Issues with restarting an instance?

I have a very basic cluster:

something similar to that of

version: '3'
services:
  aerospike:
    image: aerospike:4.6.0.2
    network_mode: "host"
    command: ["--config-file" ,"/opt/aerospike/etc/aerospike.conf"]
    volumes:
      - ./data:/opt/aerospike/data
      - ./etc:/opt/aerospike/etc
    ulimits:
      nofile:
        soft: "65536"
        hard: "65536"
    logging:
      driver: json-file
      options:
        max-size: 10m
        max-file: "10"

Which is running on two separate servers. If run docker-compose down --rmi all and start the clusters they seem to work and join however are somehow forever doing migrations (with no data?).

My problems are:

  • Somehow I can start a cluster with size 0 ?
  • Good chance of seeing the following being spammed in the logs: WARNING (hardware): (hardware.c:2262) failed to resolve mounted device /dev/md1: 2 (No such file or directory)
  • Restarting a single instance essentially breaks the cluster and no longer rejoins citing:

skipping forming cluster - cannot form new cluster from pending join requests (empty)

or

join request timed out for principal bb96c64c0902500

or

ctrl ack (14): unexpected source bb96c64c0902500

The only thing which resolves this is completely deleting the image (so far) and trying again - which is not production friendly.

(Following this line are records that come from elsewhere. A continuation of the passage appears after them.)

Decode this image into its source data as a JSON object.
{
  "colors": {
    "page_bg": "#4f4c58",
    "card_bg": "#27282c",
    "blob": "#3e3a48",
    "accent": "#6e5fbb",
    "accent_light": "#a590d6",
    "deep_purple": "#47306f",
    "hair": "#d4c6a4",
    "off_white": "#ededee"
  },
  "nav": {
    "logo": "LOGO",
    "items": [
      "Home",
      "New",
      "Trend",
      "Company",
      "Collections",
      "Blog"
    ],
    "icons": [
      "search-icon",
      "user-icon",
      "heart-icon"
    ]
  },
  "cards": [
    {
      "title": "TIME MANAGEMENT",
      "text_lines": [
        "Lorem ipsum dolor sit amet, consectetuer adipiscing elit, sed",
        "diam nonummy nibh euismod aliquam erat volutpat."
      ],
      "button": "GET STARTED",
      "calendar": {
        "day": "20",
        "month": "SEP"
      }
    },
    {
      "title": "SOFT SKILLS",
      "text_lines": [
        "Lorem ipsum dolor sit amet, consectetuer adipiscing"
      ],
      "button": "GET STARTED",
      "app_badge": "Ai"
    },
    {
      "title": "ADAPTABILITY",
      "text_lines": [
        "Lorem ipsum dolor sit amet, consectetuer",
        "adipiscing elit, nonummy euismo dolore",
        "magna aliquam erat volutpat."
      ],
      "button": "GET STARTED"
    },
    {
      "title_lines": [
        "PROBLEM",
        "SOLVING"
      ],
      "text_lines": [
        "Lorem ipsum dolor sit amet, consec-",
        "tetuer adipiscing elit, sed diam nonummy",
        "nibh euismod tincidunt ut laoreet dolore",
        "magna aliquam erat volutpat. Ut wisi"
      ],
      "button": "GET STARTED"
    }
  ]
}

The other issue I see is that migrations take quite literally forever - even though there is no data in the cluster at all.

The servers are running SSDs, my configuration is pretty much default (like this aerospike-server/aerospike.conf at master · aerospike/aerospike-server · GitHub)

What am I missing?

If you are using network_mode of host, what is the config for each of the aerospike nodes in the cluster. You may have to configure the service, heartbeat and fabric address to use the right interface to communicate with the other server. Please see:

Thank you, I did not explicitly set those and it seems that it functions alright now.

The only issue I am concerned about is the following:

WARNING (hardware): (hardware.c:2262) failed to resolve mounted device /dev/md1: 2 (No such file or directory)

it doesnt seem to effect anything?

I don’t see ‘/dev/md1’ in the configuration file you linked to, did you update the configuration file? If so could you share the updates?

I never specified any device except for:

storage-engine device {
        file /opt/aerospike/data/data.dat
        filesize 25G
        data-in-memory true
}

Which is inside the docker container, the underlying device however is /dev/md1

Ok, from within the container, are you able to access /dev/md1? I suspect not, this seems like an issue with hardware.c and docker containers. Out of curiosity, are your running the container with --privileged, if not could you check if the issue behaves the same with this flag - this may explain why we haven’t seen this internally.

We collect stats on the device to monitor the devices health, this is warning that we are unable to resolve this device. It should be benign to Aerospike functionality. I’ll discuss this with the maintainers of hardware.c.

I unfortunately cant run with privileged, so that would confirm that I am not running it in that manner.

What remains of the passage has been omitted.